Blood gushed from his severed wounds, splattering onto the tops of his shoes. Speckles littered his vision, and his head felt light. The serpents’ glossy, scaled bodies solidified back into iron bars.

Finnian raced against his lethargy and channeled all his energy into regenerating his hands.

One.

The executioner’s long arm reached for his cell door, but against Finnian’s divine speed, it was not fast enough.

Finnian wiggled his newly formed fingers to revive his nerves, smiled, and then latched onto the once-again solid bars and drove them apart. The iron gave way as easy as plastic to the return of his divine strength.

Two.

In perfect timing, Finnian stepped out of the cell and shot his blood-soaked arm out, meeting the executioner with a hand around its throat. He squeezed, crushing its windpipe and the cartilage between his fingers. Its body crashed onto the floor.

Finnian discarded its severed head over his shoulder before pinning his focus on the blurred figures of the other executioners racing down the corridor straight for him.

Shivani snatched her blades from her stocky, beige pants.

Be a good boy, Finny.

He fixed on the beads of energy dwelling in Moros’ stones, the mountain clay, and drew it out like a magnet. Using the movement of his fingers, he molded the particles into five thick icicles, each the size of Finnian’s arm. They floated, arcing in front of him like a hand of cards. With a forward slice of his hand, he speared them towards Shivani and the charging executioners.
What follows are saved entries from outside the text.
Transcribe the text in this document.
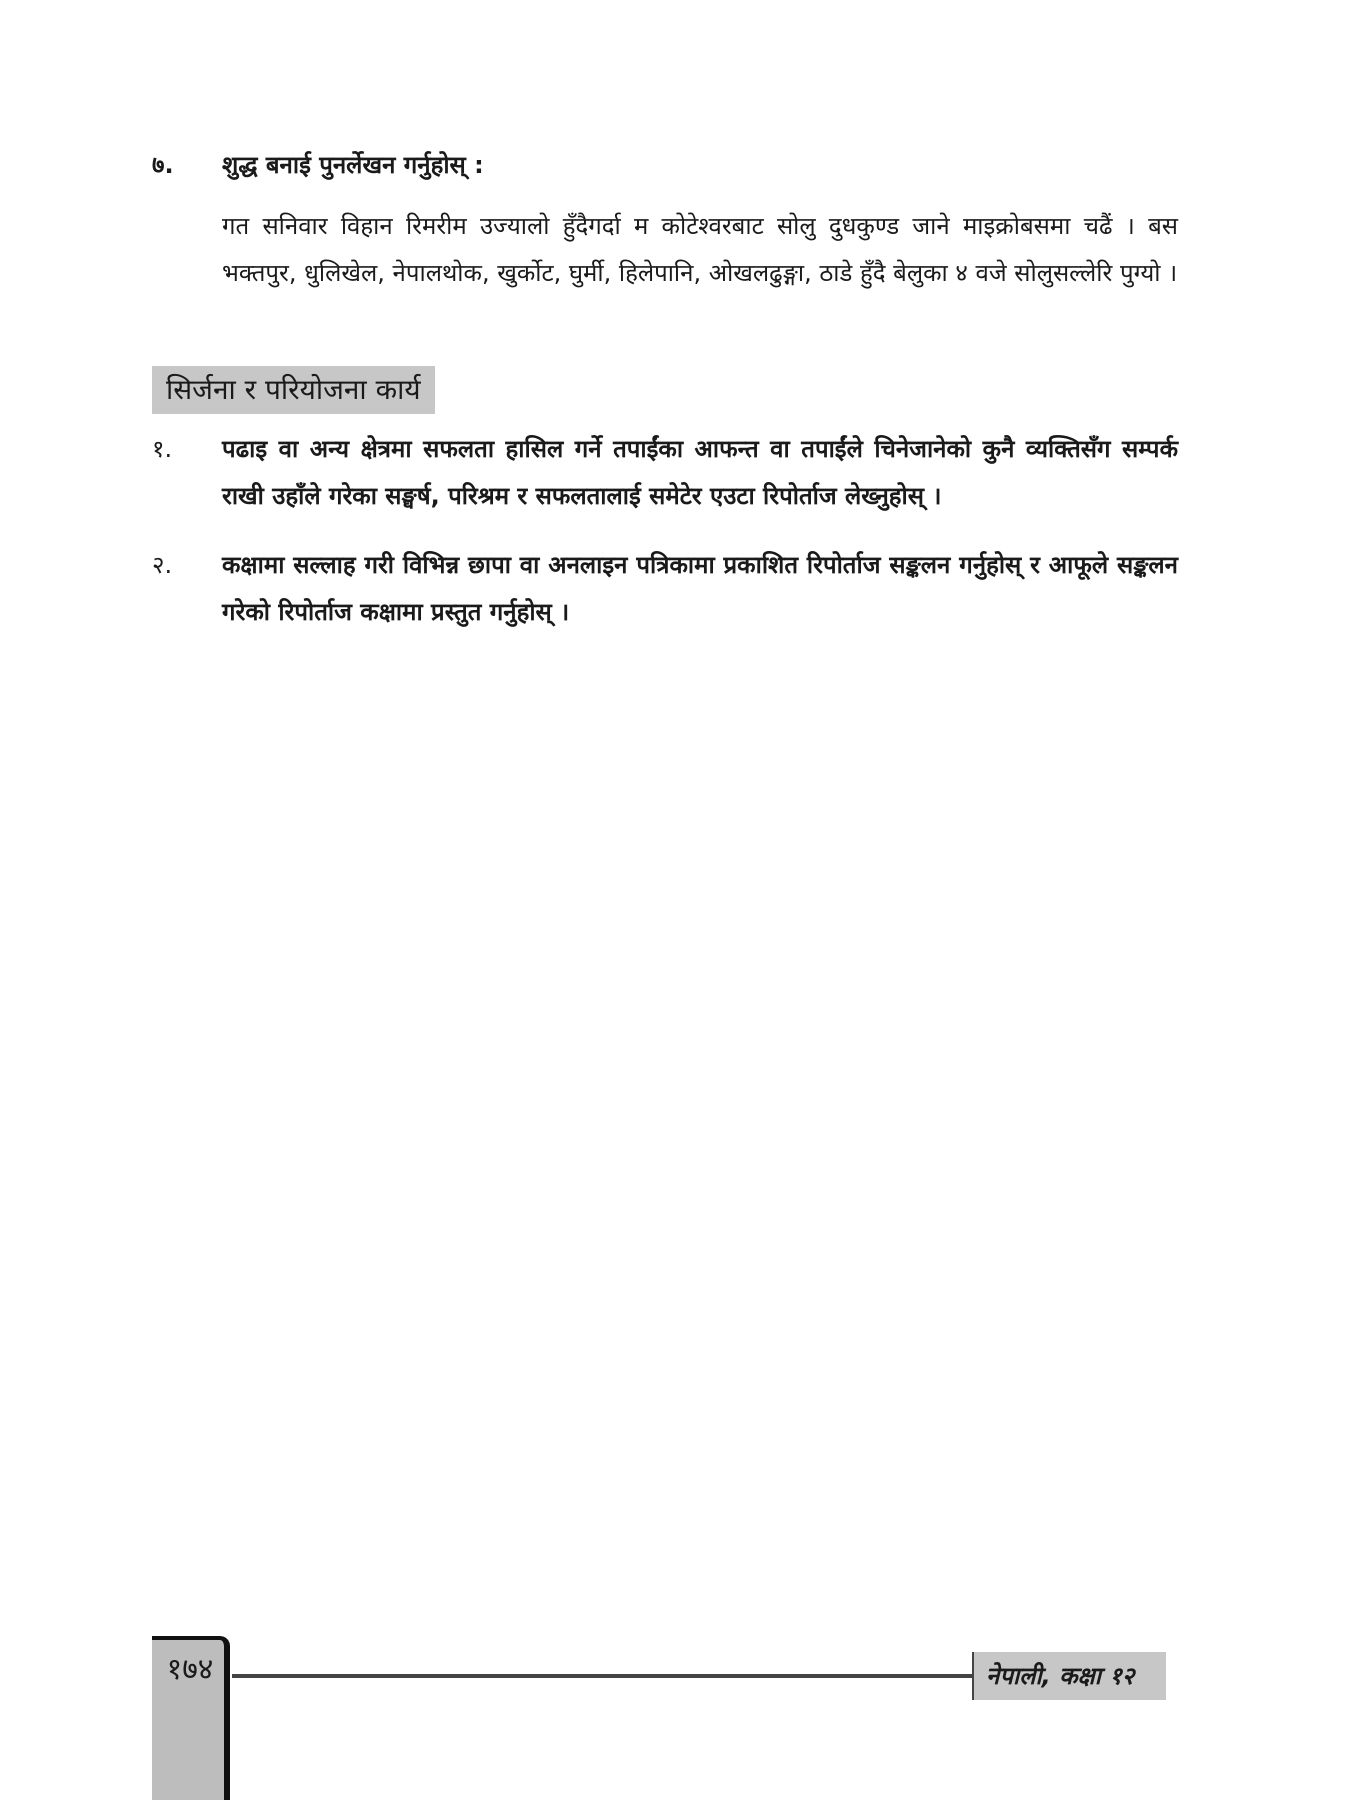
७.	शुद्ध बनाई पुनर्लेखन गर्नुहोस् :
गत सनिवार विहान रिमरीम उज्यालो हुँदैगर्दा म कोटेश्वरबाट सोलु दुधकुण्ड जाने माइक्रोबसमा चढैं । बस भक्तपुर, धुलिखेल, नेपालथोक, खुर्कोट, घुर्मी, हिलेपानि, ओखलढुङ्गा, ठाडे हुँदै बेलुका ४ वजे सोलुसल्लेरि पुग्यो ।
सिर्जना र परियोजना कार्य
१.	पढाइ वा अन्य क्षेत्रमा सफलता हासिल गर्ने तपाईंका आफन्त वा तपाईंले चिनेजानेको कुनै व्यक्तिसँग सम्पर्क राखी उहाँले गरेका सङ्घर्ष, परिश्रम र सफलतालाई समेटेर एउटा रिपोर्ताज लेख्नुहोस् ।
२.	कक्षामा सल्लाह गरी विभिन्न छापा वा अनलाइन पत्रिकामा प्रकाशित रिपोर्ताज सङ्कलन गर्नुहोस् र आफूले सङ्कलन गरेको रिपोर्ताज कक्षामा प्रस्तुत गर्नुहोस् ।
१७४	नेपाली, कक्षा १२
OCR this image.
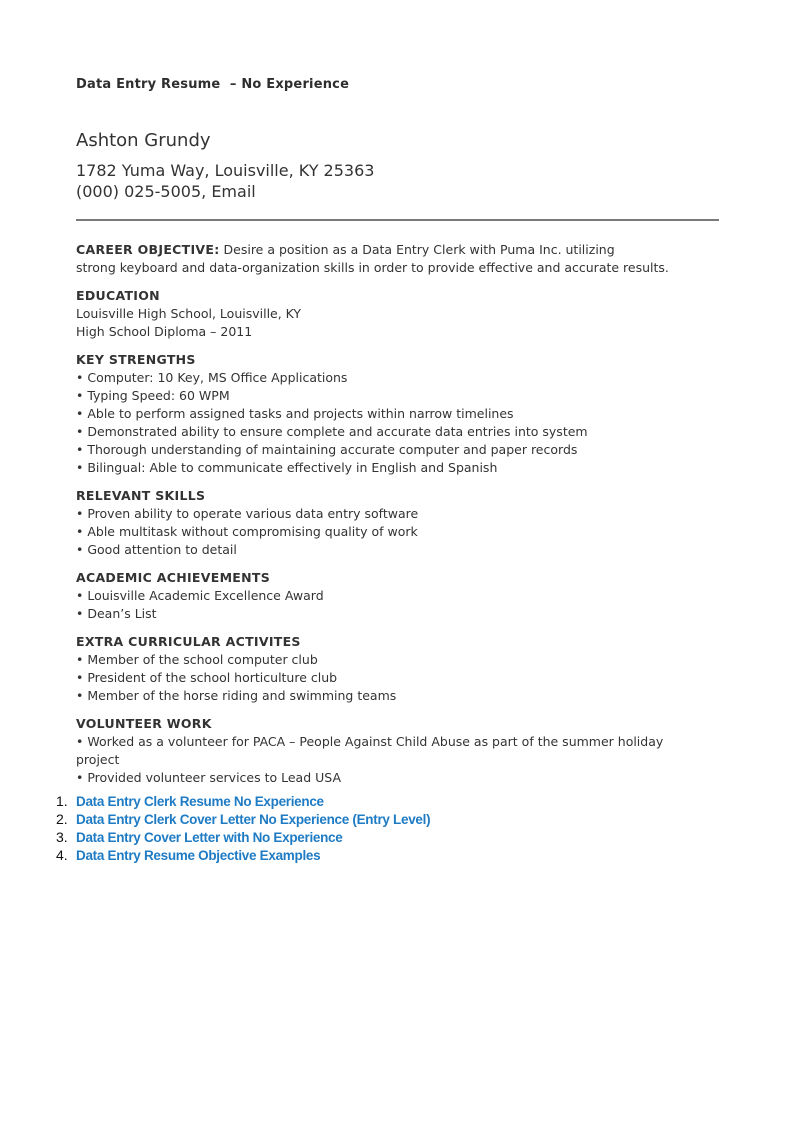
Data Entry Resume  – No Experience
Ashton Grundy
1782 Yuma Way, Louisville, KY 25363
(000) 025-5005, Email

CAREER OBJECTIVE: Desire a position as a Data Entry Clerk with Puma Inc. utilizing

strong keyboard and data-organization skills in order to provide effective and accurate results.

EDUCATION

Louisville High School, Louisville, KY

High School Diploma – 2011

KEY STRENGTHS

• Computer: 10 Key, MS Office Applications

• Typing Speed: 60 WPM

• Able to perform assigned tasks and projects within narrow timelines

• Demonstrated ability to ensure complete and accurate data entries into system

• Thorough understanding of maintaining accurate computer and paper records

• Bilingual: Able to communicate effectively in English and Spanish

RELEVANT SKILLS

• Proven ability to operate various data entry software

• Able multitask without compromising quality of work

• Good attention to detail

ACADEMIC ACHIEVEMENTS

• Louisville Academic Excellence Award

• Dean’s List

EXTRA CURRICULAR ACTIVITES

• Member of the school computer club

• President of the school horticulture club

• Member of the horse riding and swimming teams

VOLUNTEER WORK

• Worked as a volunteer for PACA – People Against Child Abuse as part of the summer holiday

project

• Provided volunteer services to Lead USA

1. Data Entry Clerk Resume No Experience
2. Data Entry Clerk Cover Letter No Experience (Entry Level)
3. Data Entry Cover Letter with No Experience
4. Data Entry Resume Objective Examples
She sent a flash of kunai from both hands. The icicles met their steely points directly, shattering into peppercorn.

Finnian bent his neck sideways to dodge the sailing edge of a knife. It drove into the cement of the stone behind him.

Out of the corner of his eye, he noted an executioner closing in on him. His index finger and middle finger came together, and he took aim like a pistol. “Mens tua est mea.” The incantation left his lips swiftly.

Magic tingled the tip of his finger and the hex shot forth, nailing through the executioner’s mask. The material shattered into chipped bones. A hex burnt into the executioner’s forehead, a mahogany star with small, runic characters at each point, an ouroboros in its center. The creature immediately came to a stop.

Finnian clenched his hand into a fist and reared it up, ordering the energy in the stone beneath Shivani’s feet to heave. Within the pulse of a heartbeat, spikes tore up and plunged into her legs. Their dagger-like ends jutted in a swirling blossom through her.